The world of "Tron" (1982) was one that as a ten-year-old, I was completely and totally immersed in. I played the video games, I had the toys and action figures, and I even engaged in Frisbee fights with my fellow "Tron" nerds on our front lawns that doubled as the Game Grid. I was in love with the colors, and perhaps unique to me, I loved the sterile coldness of the world, a word of corners and canyons that existed entirely inside of a computer. It was the dream of running around inside of a Lite-Brite!
But I didn't stop there. I actually went further into the psychology of the movie, programming my Commodore 64 computer with a series of "programs" that would respond to me and go into my imaginative little system of 64 bits and do things. What I saw going on in my computer's mind was exactly what the filmmakers of the original "Tron" had fully intended me to see, and it was this charm that kept me engaged as I watched the new "Tron: Legacy," an updated version of the vision, but the charm wore off quick.
I'm not quite sure what I expected, but I was disappointed, and I contribute this entirely to the elephant in the room, which is that technology has advanced so much since the early nineteen-eighties that the mere concept of "Tron" crumbles under its own weight.
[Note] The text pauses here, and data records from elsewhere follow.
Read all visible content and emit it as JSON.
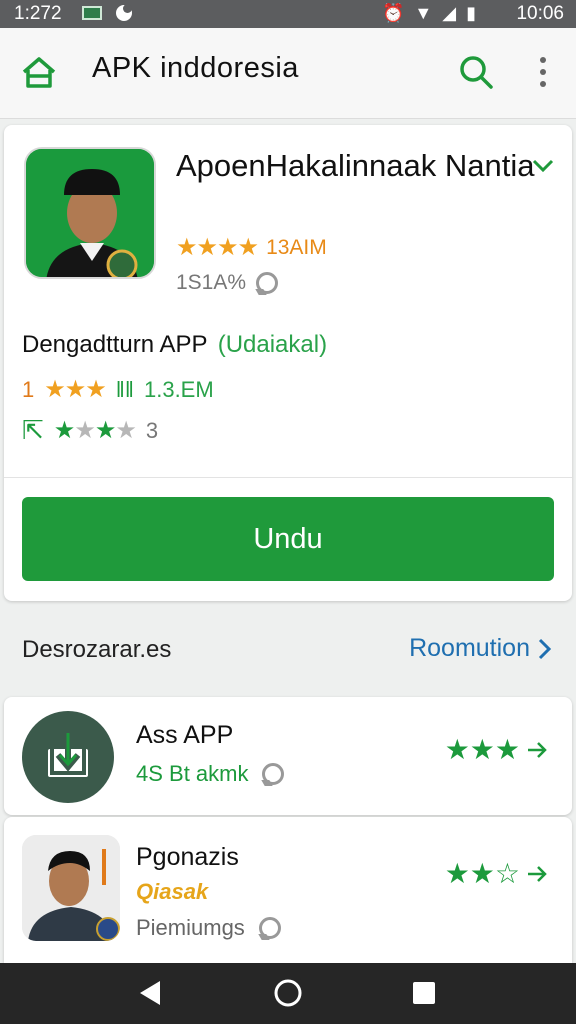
{
  "status_bar": {
    "time_left": "1:272",
    "time_right": "10:06"
  },
  "app_bar": {
    "title": "APK inddoresia"
  },
  "app": {
    "name": "ApoenHakalinnaak Nantia",
    "rating_text": "13AIM",
    "percent_text": "1S1A%",
    "subtitle": "Dengadtturn APP",
    "subtitle_tag": "(Udaiakal)",
    "row2_number": "1",
    "row2_size": "1.3.EM",
    "row3_count": "3",
    "download_label": "Undu",
    "stars": 3.5
  },
  "section": {
    "label": "Desrozarar.es",
    "more_label": "Roomution"
  },
  "list": [
    {
      "name": "Ass APP",
      "sub": "4S Bt akmk",
      "sub2": "",
      "stars": 3
    },
    {
      "name": "Pgonazis",
      "sub": "Qiasak",
      "sub2": "Piemiumgs",
      "stars": 2.5
    }
  ],
  "colors": {
    "accent_green": "#1f9a3b",
    "link_blue": "#1f6fb0",
    "rating_orange": "#e88a17"
  }
}
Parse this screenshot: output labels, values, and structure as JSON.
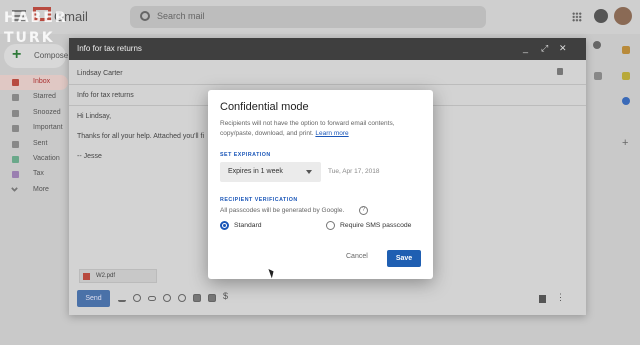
{
  "watermark": {
    "line1": "HABER",
    "line2": "TURK"
  },
  "app": {
    "name": "Gmail"
  },
  "search": {
    "placeholder": "Search mail"
  },
  "sidebar": {
    "compose_label": "Compose",
    "items": [
      {
        "label": "Inbox",
        "active": true
      },
      {
        "label": "Starred"
      },
      {
        "label": "Snoozed"
      },
      {
        "label": "Important"
      },
      {
        "label": "Sent"
      },
      {
        "label": "Vacation"
      },
      {
        "label": "Tax"
      },
      {
        "label": "More"
      }
    ]
  },
  "compose": {
    "title": "Info for tax returns",
    "to": "Lindsay Carter",
    "subject": "Info for tax returns",
    "body_greeting": "Hi Lindsay,",
    "body_line": "Thanks for all your help. Attached you'll fi",
    "signature": "-- Jesse",
    "attachment_name": "W2.pdf",
    "send_label": "Send"
  },
  "dialog": {
    "title": "Confidential mode",
    "description": "Recipients will not have the option to forward email contents, copy/paste, download, and print.",
    "learn_more": "Learn more",
    "set_expiration_label": "SET EXPIRATION",
    "expiration_value": "Expires in 1 week",
    "expiration_date": "Tue, Apr 17, 2018",
    "recipient_verification_label": "RECIPIENT VERIFICATION",
    "verification_note": "All passcodes will be generated by Google.",
    "option_standard": "Standard",
    "option_sms": "Require SMS passcode",
    "selected_option": "Standard",
    "cancel_label": "Cancel",
    "save_label": "Save"
  },
  "colors": {
    "accent": "#1f5fb2",
    "compose_header": "#3f3f3f",
    "brand_red": "#b84a3f"
  }
}
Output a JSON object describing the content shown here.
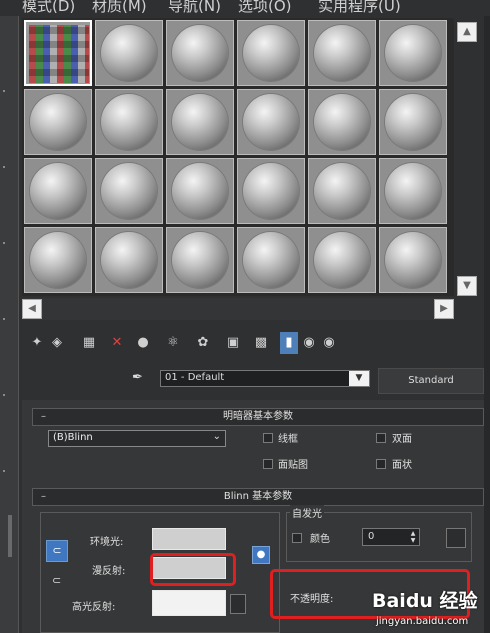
{
  "menu": {
    "items": [
      "模式(D)",
      "材质(M)",
      "导航(N)",
      "选项(O)",
      "实用程序(U)"
    ]
  },
  "slots": {
    "rows": 4,
    "cols": 6,
    "selected_index": 0
  },
  "toolbar": {
    "icons": [
      "get-material-icon",
      "put-to-scene-icon",
      "assign-material-icon",
      "reset-icon",
      "make-unique-icon",
      "put-library-icon",
      "material-id-icon",
      "show-map-icon",
      "show-end-result-icon",
      "go-to-parent-icon",
      "go-forward-icon",
      "options-icon"
    ]
  },
  "material": {
    "name": "01 - Default",
    "type": "Standard"
  },
  "shader_rollout": {
    "title": "明暗器基本参数",
    "shader": "(B)Blinn",
    "options": [
      "线框",
      "双面",
      "面贴图",
      "面状"
    ]
  },
  "blinn_rollout": {
    "title": "Blinn 基本参数",
    "ambient_label": "环境光:",
    "diffuse_label": "漫反射:",
    "specular_label": "高光反射:",
    "self_illum_title": "自发光",
    "color_label": "颜色",
    "color_value": "0",
    "opacity_label": "不透明度:"
  },
  "watermark": {
    "logo": "Baidu 经验",
    "url": "jingyan.baidu.com"
  },
  "colors": {
    "accent_blue": "#3f78c0",
    "highlight_red": "#e02020",
    "panel_bg": "#363738"
  }
}
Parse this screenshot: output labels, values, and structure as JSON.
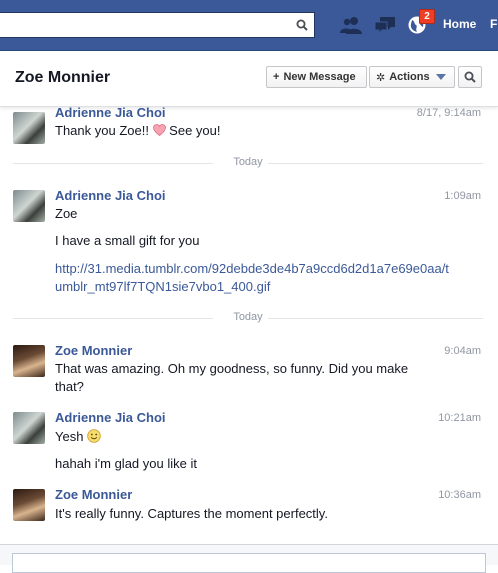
{
  "topbar": {
    "search": {
      "value": "",
      "placeholder": ""
    },
    "icons": {
      "search": "search-icon",
      "friends": "friends-icon",
      "messages": "messages-icon",
      "notifications": "globe-notifications-icon"
    },
    "notifications_count": "2",
    "home_label": "Home",
    "find_friends_label": "Find Friends",
    "colors": {
      "bar": "#3b5998",
      "badge": "#f03d25"
    }
  },
  "conversation": {
    "title": "Zoe Monnier",
    "new_message_label": "New Message",
    "actions_label": "Actions",
    "icons": {
      "new_message": "plus-icon",
      "actions": "gear-icon",
      "actions_caret": "caret-down-icon",
      "search": "search-icon"
    }
  },
  "thread": {
    "messages": [
      {
        "sender": "Adrienne Jia Choi",
        "time": "8/17, 9:14am",
        "lines": [
          "Thank you Zoe!! ",
          " See you!"
        ],
        "emoji": "heart-icon"
      },
      {
        "divider": "Today"
      },
      {
        "sender": "Adrienne Jia Choi",
        "time": "1:09am",
        "lines": [
          "Zoe",
          "I have a small gift for you"
        ],
        "link": "http://31.media.tumblr.com/92debde3de4b7a9ccd6d2d1a7e69e0aa/tumblr_mt97lf7TQN1sie7vbo1_400.gif"
      },
      {
        "divider": "Today"
      },
      {
        "sender": "Zoe Monnier",
        "time": "9:04am",
        "lines": [
          "That was amazing. Oh my goodness, so funny. Did you make that?"
        ]
      },
      {
        "sender": "Adrienne Jia Choi",
        "time": "10:21am",
        "lines": [
          "Yesh ",
          "hahah i'm glad you like it"
        ],
        "emoji": "smile-icon"
      },
      {
        "sender": "Zoe Monnier",
        "time": "10:36am",
        "lines": [
          "It's really funny. Captures the moment perfectly."
        ]
      }
    ],
    "colors": {
      "sender": "#3b5998",
      "time": "#9197a3",
      "link": "#3b5998"
    }
  }
}
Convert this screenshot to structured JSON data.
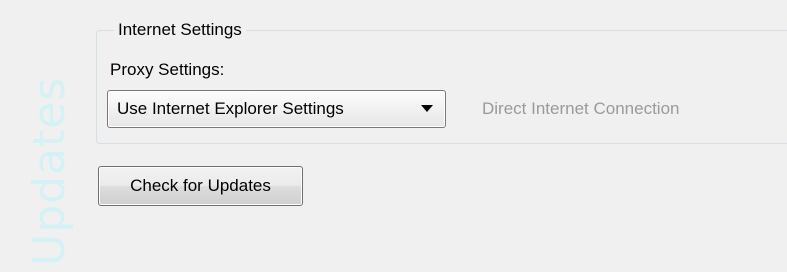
{
  "side_title": "Updates",
  "internet_settings": {
    "group_label": "Internet Settings",
    "proxy_label": "Proxy Settings:",
    "proxy_selected": "Use Internet Explorer Settings",
    "connection_status": "Direct Internet Connection"
  },
  "actions": {
    "check_updates_label": "Check for Updates"
  },
  "colors": {
    "side_title": "#d4f2f6",
    "background": "#f0f0f0",
    "status_text": "#9a9a9a"
  }
}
In a world where the Internet is commonplace, and where smart phones and GPS navigation systems and everything else that technology has given us is fully integrated into our everyday lives, "Tron: Legacy" feels like it's strangely behind the times. Even attempts to update the role of programmer Kevin Flynn (Jeff Bridges) as sort of a Buddhist philosopher trapped inside of his own creation, seem far too expanded to work inside the parameters of such a simple, initial concept. Back in 1982, it was somewhat easy to surrender to the idea of this universe due to our own collective naivete about computers. Today, it just seems ridiculous.
With the exception of the somewhat impressive digital manipulation of Jeff Bridges to play both the Kevin Flynn of the eighties and his program counterpart, Clu, the technology of "Tron: Legacy" is not at all groundbreaking. And I'm sad to report that once again, the 3-D is not used to it's full potential, an asset that would have more than likely kept me intrigued strictly for the sake of the visuals. Remember, I did love the colors!
If you were a fan of the original, all the reminders that you loved "Tron" are there, from the glowing disc duels to the iconic light cycles races. But in the end, what you're left with is an attempt to update a universe that not only didn't require updating, but also defied it.